Ten years after the death of John Kramer, a new game begins with
signs that point to Kramer himself being behind it all once more.
Directed by Michael Spierig and Peter Spierig
Written by Pete Goldfinger and Josh Stolberg
Starring Tobin Bell, Matt Passmore, Callum Keith Rennie,
Laura Vandervoort, Hannah Emily Anderson,
Paul Braunstein, Clé Bennett, Josiah Black,
Mandela Van Peebles, Brittany Allen
Sequel to 2010's Saw: The Final Chapter
For horror buffs like myself, the long-awaited eighth installment in the always entertaining Saw franchise was one of the most exciting things to look forward to this year. Jigsaw was clearly a franchise entry made by fans for fans. It continues the saga of the Jigsaw Killer and his many apprentices, never once attempting to reboot or retcon the seven films that came before it. It does justice to the series and delivers a film that celebrates the franchise as a whole as well as looks to the future for new possibilities.
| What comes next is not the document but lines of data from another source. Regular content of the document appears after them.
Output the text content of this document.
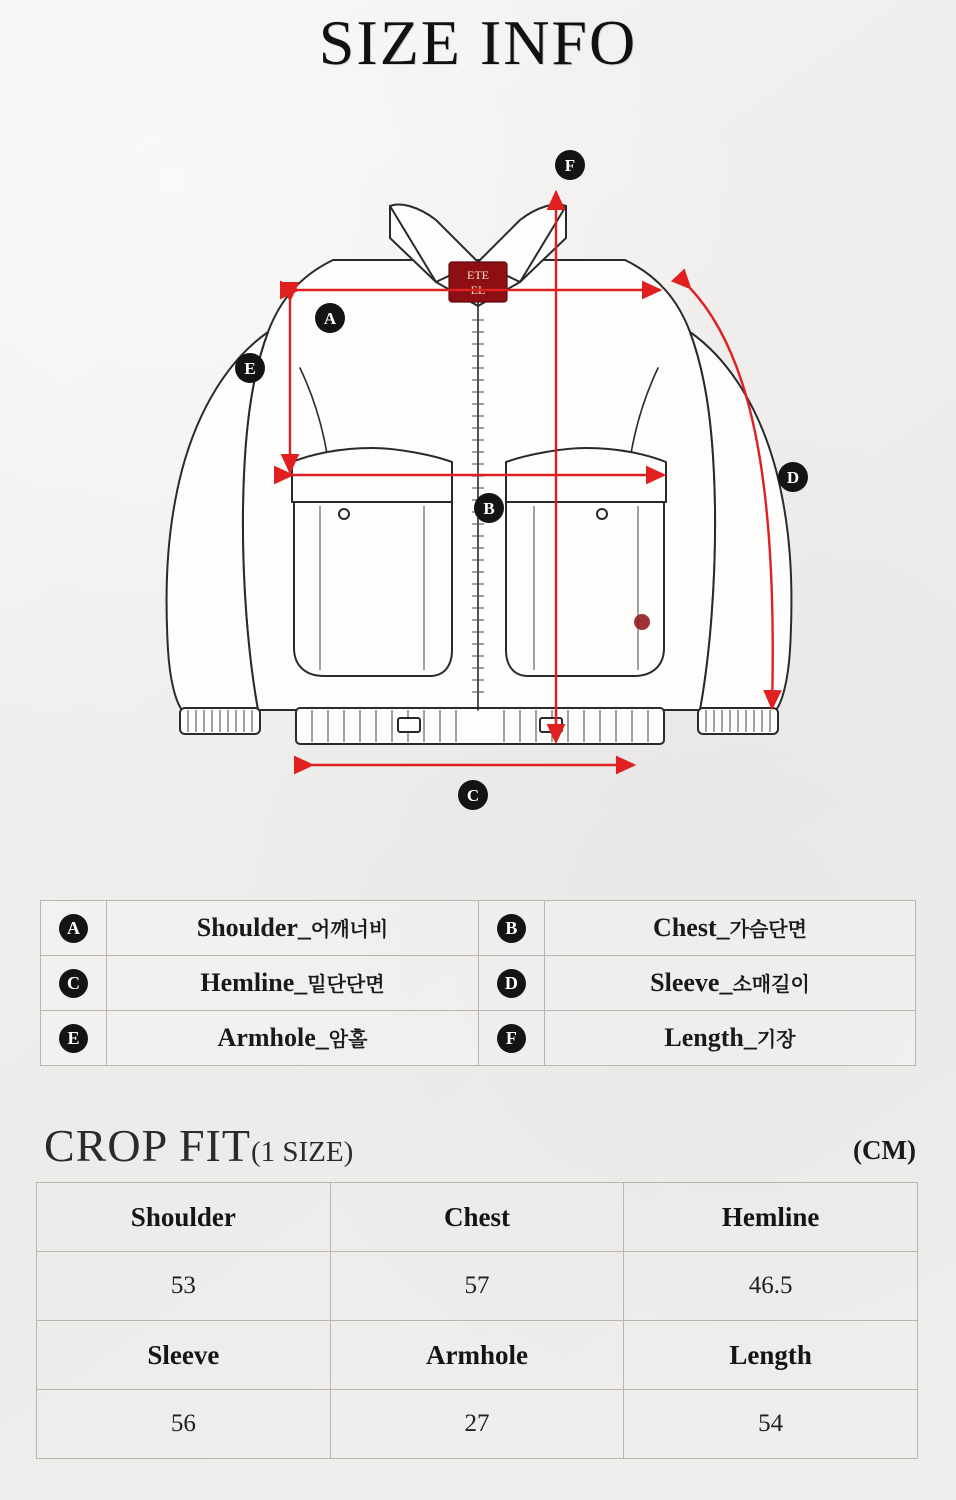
SIZE INFO
ETE
EL
A
B
C
D
E
F
A	Shoulder_어깨너비	B	Chest_가슴단면
C	Hemline_밑단단면	D	Sleeve_소매길이
E	Armhole_암홀	F	Length_기장
CROP FIT(1 SIZE)	(CM)
Shoulder	Chest	Hemline
53	57	46.5
Sleeve	Armhole	Length
56	27	54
The story revolves around a new string of bizarre murders tied to an elaborate game. Being that it's the same M.O. as John Kramer, the Jigsaw Killer, the police dig deeper and find his blood on one of the bodies. Now the question becomes whether or not Kramer is really dead. The film does a great job keeping the audience in the dark for just the right amount of time, until the franchise's trademark twist ending comes along and brings us all into the light. When Charlie Clouser's now iconic theme starts playing, every horror fan will get a shiver down their spine and rejoice that Saw is back for Halloween once again.
Jigsaw is one of the best entries in the franchise because it remembers where it came from. It keeps the game interesting and gives us a host of victims we don't really feel sorry for because they're horrible people. It's what we've all come to expect from this franchise and frankly, it's good to have it back. In the age of reboots, it's refreshing for a long-standing horror series to continue one ongoing story instead of scrapping everything with a hard reimagining. More horror franchises could learn from Saw. I'm looking at you, Texas Chainsaw. Jigsaw is an old friend you haven't seen in a while, but have so many fond memories with. Enjoy, horror fans.